Including part-time JD students in the GPA/LSAT calculation will, indeed, defeat one of the many gaming strategies that have emerged in recent years, but affected schools will presumably just increase their reliance on transfers to avoid taking too big a hit. But including part-time students is also going to have pernicious consequences as well, given the way the US News tail wags the legal education dog. For many, probably most, part-time programs serve older, working students, who might not have time for fancy LSAT prep courses, but who bring levels of dedication, seriousness, and pertinent experience that enrich legal education and the legal profession. What a loss it will be if, out of fear of US News, schools start cutting back their part-time programs or rejecting these students whose numerical credentials might impede their crusade for a "higher ranking." (As Dean Gary Simson of Case Western wrote on a listserve for law schools Deans--he forwarded it to me--perhaps these latest proposed modifications to the rankings should be "treat[ed]...as a wake-up call and....should cause us all to finally say 'enough' and that we are done participating in a ranking system that has done substantial harm and little, if any, good to legal education in the United States.

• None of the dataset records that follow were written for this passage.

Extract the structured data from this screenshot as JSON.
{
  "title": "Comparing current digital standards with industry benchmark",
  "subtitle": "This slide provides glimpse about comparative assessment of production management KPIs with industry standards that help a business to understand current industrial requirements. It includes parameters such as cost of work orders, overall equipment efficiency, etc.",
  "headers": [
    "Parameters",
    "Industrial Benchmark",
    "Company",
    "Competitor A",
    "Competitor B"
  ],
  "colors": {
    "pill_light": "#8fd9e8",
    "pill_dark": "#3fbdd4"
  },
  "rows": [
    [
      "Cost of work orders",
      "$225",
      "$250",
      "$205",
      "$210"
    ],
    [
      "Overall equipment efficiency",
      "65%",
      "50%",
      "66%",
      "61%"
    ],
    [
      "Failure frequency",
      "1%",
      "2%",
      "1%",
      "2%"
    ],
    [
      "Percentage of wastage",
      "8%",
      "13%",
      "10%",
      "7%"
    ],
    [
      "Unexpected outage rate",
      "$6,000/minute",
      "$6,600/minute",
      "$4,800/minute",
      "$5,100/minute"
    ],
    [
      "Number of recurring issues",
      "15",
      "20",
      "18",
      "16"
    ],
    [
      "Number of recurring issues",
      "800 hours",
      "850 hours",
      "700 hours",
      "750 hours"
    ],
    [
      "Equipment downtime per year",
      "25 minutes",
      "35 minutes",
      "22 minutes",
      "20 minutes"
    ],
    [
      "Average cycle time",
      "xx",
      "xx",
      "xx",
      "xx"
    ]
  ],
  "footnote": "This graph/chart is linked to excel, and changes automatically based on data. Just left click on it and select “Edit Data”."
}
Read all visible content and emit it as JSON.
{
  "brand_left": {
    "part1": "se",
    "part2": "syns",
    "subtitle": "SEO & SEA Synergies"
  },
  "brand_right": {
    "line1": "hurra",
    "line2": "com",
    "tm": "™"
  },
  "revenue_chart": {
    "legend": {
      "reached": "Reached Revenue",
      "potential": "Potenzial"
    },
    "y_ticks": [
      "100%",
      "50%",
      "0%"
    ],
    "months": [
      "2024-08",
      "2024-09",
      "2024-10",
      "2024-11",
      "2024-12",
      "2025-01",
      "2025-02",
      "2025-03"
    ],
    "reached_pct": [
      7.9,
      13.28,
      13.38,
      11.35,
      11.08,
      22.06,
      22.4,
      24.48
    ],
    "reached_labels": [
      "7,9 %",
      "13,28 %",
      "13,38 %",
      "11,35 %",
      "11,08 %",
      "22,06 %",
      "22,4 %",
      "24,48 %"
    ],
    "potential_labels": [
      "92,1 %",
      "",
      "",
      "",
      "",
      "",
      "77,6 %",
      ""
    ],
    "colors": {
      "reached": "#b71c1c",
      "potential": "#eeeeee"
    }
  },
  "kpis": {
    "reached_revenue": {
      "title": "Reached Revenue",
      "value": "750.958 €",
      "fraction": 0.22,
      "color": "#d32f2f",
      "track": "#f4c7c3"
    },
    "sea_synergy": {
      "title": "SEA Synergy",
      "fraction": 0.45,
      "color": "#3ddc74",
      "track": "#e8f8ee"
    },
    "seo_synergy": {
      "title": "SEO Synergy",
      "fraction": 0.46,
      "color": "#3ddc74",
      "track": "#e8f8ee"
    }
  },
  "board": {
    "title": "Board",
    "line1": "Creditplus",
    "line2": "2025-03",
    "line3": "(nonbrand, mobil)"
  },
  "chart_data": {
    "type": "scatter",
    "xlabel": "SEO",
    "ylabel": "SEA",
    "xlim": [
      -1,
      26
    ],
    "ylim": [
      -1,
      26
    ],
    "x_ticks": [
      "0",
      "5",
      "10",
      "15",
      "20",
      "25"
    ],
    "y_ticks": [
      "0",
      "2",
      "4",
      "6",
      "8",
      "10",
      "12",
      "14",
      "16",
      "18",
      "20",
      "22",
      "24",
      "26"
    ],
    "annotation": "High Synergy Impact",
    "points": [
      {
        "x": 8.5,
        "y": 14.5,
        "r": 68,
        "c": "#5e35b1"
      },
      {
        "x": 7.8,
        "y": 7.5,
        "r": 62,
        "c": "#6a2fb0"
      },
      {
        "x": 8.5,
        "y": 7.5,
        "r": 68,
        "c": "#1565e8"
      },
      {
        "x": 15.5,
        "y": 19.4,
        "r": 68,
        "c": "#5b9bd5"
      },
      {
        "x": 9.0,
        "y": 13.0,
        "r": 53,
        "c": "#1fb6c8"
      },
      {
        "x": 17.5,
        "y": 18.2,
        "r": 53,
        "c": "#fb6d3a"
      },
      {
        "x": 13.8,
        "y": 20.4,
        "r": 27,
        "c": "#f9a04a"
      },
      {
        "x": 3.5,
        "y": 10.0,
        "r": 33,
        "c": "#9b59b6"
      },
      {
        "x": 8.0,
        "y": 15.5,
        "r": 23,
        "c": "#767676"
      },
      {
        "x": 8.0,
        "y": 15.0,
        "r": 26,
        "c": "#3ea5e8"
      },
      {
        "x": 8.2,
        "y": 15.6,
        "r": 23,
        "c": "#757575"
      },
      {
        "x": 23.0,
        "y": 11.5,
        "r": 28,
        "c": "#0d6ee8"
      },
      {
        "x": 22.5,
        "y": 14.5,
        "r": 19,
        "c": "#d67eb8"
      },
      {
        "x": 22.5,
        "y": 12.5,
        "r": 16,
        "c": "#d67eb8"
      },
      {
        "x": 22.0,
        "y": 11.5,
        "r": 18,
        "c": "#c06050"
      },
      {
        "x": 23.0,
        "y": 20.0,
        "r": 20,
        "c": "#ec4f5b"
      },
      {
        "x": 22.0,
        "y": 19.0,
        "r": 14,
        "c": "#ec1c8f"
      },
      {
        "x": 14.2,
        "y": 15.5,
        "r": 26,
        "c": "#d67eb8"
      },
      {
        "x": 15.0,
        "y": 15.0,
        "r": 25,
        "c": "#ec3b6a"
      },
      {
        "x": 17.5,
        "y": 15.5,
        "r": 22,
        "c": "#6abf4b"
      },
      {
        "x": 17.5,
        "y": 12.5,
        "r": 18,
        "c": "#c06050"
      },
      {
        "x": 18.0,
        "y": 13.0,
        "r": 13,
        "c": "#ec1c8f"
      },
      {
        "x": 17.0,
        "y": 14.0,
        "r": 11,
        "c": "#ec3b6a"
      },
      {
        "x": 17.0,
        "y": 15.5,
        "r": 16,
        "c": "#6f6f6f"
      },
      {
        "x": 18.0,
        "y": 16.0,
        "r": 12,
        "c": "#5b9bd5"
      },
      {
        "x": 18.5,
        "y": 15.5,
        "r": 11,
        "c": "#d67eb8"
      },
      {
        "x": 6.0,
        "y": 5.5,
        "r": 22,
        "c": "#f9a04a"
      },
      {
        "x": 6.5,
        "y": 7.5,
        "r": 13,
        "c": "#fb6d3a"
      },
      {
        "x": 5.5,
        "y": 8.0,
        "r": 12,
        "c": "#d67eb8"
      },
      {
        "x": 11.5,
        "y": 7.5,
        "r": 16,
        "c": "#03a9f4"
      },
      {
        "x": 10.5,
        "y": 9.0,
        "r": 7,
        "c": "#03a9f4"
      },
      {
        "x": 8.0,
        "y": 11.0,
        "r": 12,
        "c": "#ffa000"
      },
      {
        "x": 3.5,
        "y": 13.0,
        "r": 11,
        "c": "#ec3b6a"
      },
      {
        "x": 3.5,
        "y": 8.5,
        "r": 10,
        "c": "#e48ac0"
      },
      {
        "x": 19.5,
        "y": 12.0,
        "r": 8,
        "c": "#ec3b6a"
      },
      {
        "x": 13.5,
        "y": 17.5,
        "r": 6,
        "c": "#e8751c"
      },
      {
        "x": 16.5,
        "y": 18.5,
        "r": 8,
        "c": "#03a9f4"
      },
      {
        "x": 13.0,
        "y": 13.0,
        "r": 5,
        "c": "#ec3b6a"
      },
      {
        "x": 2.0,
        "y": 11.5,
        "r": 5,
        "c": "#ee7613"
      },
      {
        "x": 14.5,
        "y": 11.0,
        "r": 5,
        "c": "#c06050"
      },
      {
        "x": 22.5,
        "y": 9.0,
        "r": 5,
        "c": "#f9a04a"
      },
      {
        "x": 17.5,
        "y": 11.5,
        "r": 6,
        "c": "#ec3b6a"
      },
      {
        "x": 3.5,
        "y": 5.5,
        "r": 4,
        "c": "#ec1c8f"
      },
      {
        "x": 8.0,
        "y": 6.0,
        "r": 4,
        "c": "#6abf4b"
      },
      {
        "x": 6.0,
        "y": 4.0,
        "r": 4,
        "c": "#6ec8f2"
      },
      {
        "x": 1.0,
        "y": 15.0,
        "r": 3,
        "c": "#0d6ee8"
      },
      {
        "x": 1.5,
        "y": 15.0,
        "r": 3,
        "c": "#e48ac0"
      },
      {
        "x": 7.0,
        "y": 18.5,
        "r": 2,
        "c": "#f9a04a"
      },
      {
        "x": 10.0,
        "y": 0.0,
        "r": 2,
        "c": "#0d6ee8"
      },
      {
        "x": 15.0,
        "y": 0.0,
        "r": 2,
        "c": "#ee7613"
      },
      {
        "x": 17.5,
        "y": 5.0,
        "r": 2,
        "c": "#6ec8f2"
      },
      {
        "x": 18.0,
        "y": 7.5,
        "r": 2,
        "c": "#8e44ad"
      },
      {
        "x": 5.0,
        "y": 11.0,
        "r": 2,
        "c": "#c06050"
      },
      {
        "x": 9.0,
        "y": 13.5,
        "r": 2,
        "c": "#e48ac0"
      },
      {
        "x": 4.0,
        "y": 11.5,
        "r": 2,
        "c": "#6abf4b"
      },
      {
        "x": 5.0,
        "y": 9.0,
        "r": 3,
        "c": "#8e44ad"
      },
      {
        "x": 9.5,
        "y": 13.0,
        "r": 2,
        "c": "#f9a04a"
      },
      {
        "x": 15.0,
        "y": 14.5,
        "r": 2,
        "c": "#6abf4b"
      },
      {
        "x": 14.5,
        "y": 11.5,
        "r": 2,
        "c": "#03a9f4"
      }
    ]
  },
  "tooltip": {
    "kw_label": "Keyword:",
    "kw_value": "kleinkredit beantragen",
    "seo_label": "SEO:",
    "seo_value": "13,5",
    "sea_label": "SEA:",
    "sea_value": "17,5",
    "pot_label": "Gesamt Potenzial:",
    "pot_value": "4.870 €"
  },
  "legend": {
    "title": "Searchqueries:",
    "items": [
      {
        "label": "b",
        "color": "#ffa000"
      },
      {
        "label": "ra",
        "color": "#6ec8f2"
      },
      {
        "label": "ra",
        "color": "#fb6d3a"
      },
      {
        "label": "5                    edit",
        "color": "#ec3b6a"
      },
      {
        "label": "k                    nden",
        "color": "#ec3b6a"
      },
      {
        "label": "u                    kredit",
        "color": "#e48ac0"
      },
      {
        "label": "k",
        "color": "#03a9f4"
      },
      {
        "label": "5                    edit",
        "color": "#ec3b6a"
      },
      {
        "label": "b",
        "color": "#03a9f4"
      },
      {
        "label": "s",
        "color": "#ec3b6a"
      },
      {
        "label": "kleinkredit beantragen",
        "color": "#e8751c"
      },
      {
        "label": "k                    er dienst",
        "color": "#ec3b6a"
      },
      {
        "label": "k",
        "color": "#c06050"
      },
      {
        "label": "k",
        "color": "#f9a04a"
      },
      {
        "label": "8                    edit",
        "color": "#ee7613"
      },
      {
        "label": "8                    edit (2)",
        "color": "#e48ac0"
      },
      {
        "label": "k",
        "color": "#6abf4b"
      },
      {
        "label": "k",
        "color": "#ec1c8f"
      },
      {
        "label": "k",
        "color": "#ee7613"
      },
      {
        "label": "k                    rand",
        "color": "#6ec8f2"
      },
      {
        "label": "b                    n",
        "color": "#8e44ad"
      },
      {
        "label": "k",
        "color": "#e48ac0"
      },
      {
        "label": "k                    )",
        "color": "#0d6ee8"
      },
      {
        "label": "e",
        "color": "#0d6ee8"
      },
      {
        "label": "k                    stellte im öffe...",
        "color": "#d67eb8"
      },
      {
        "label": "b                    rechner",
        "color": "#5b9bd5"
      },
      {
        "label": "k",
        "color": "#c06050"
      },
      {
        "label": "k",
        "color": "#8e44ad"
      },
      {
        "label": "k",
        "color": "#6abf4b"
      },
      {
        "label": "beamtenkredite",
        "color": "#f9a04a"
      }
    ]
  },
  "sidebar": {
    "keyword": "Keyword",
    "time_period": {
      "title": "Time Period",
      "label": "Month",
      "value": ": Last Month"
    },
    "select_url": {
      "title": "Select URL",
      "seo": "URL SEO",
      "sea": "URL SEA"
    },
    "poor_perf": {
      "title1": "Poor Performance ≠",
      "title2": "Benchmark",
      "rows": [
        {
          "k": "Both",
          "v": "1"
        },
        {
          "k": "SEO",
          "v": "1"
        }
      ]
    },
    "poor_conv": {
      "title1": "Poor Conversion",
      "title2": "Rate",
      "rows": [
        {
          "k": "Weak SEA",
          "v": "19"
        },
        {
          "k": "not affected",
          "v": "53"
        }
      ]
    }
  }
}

Even deans at the most highly ranked schools -- those schools that today appear to be winning in the rankings game -- should recognize that they have a major stake in abandoning a system that, at some magazine editors' whim, could be suddenly revamped in ways that could send those schools plummeting from their lofty perch." What say you Dean Koh? Dean Kagan? If Yale and Harvard publicly opted out of US News, this would have a dramatic effect.)
What is perhaps most striking about these two proposals for change is how modest they are, how they barely scratch the surface of the litany of fatal problems now afflicting the U.S. News rankings. I reviewed these problems in my open letter several months ago, and Mr. Morse indicated previously that he would address these issues. I hope he will still do so. I know many Deans and faculty contacted Mr. Morse at that time; I would urge them to do so again.